Fellow activist Alan Russell Glover, who aided Coco in the 2022 Harbour Bridge protest, also successfully appealed his community corrections order and $3,000 fine, after he was sentenced earlier this month.
These cases mark a huge win in the ongoing battle against anti-protest laws established in March 2022 under which peaceful protesters may be jailed and fined. Violet Coco was the first individual to be charged with this type of offence.
More than 100 activists from across the country gathered outside the courthouse in anticipation of the hearing, including members of USyd SRC, Lily Campbell, Maddie Clark and UNSW Education Officer Cherish Kuehlmann who was recently arrested and charged with aggravated trespassing during a protest outside the Reserve Bank of Australia.
Campbell, who helped facilitate the rally, called out the NSW Government’s crackdown on protest action through extreme bail conditions that prevent participation.
“We need more people like Violet who are willing to break unjust laws, who are willing to march anyway, to fight the police state and organise for real climate justice,” she said.
Kuehlmann echoed Campbell’s sentiment, adding that protest for all social justice issues is under threat with the provisional powers given to police and courts through the state’s anti-protest laws.
“Bipartisan support from the Liberal and Labor parties has given the go-ahead to New South Wales police to lock up activists with any charge they can think of,” she said.
“Not only this but restrictive bail conditions are consciously being weaponised by magistrates to repress activists from gathering and entering the city in order to exercise our democratic right to protest.”
Across the road from the rally, Coco waved and smiled in solidarity with protesters, whom she could not join since her bail terms forbade organised activism.
Speaking outside the court, Coco said she wanted to “call the police out for their lies”.
“My body was awash with relief.
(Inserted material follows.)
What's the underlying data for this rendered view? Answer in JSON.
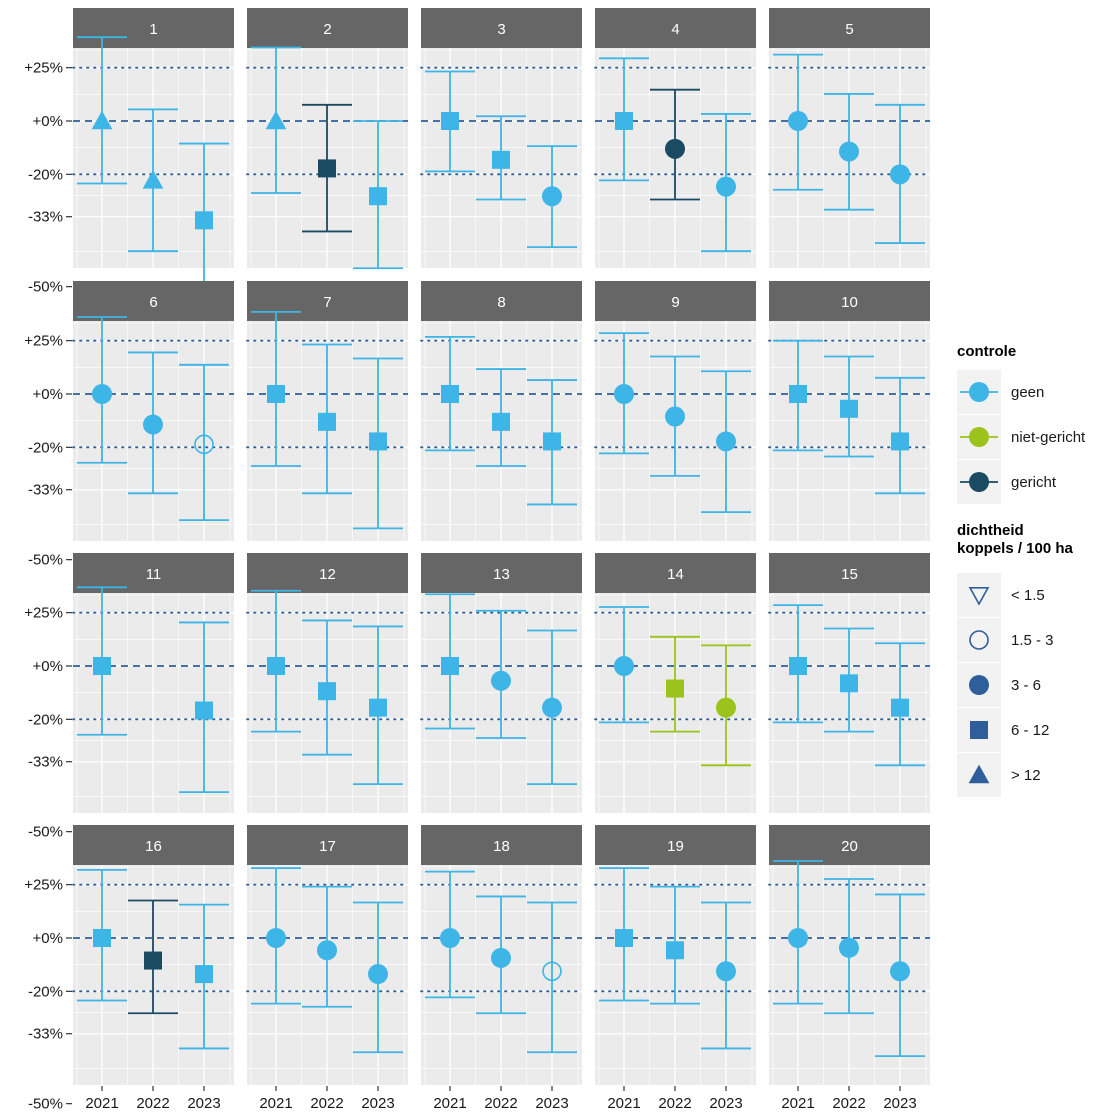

We need to protect our right to protest, justice was served today,” she said.
Present outside the court was NSW Greens Senator David Shoebridge, who addressed the rally by calling shame on the NSW police, Premier Dominic Perrotet and Opposition Leader Chris Minns for enabling the arrest of Coco and her fellow activists.
“We are about to see the NSW Police go in there and apologise and grovel to the court for lying to the court, for lying to the people of NSW, and creating a fiction about an ambulance designed to play into a political moment and justify bad laws while putting a young woman in jail,” he said.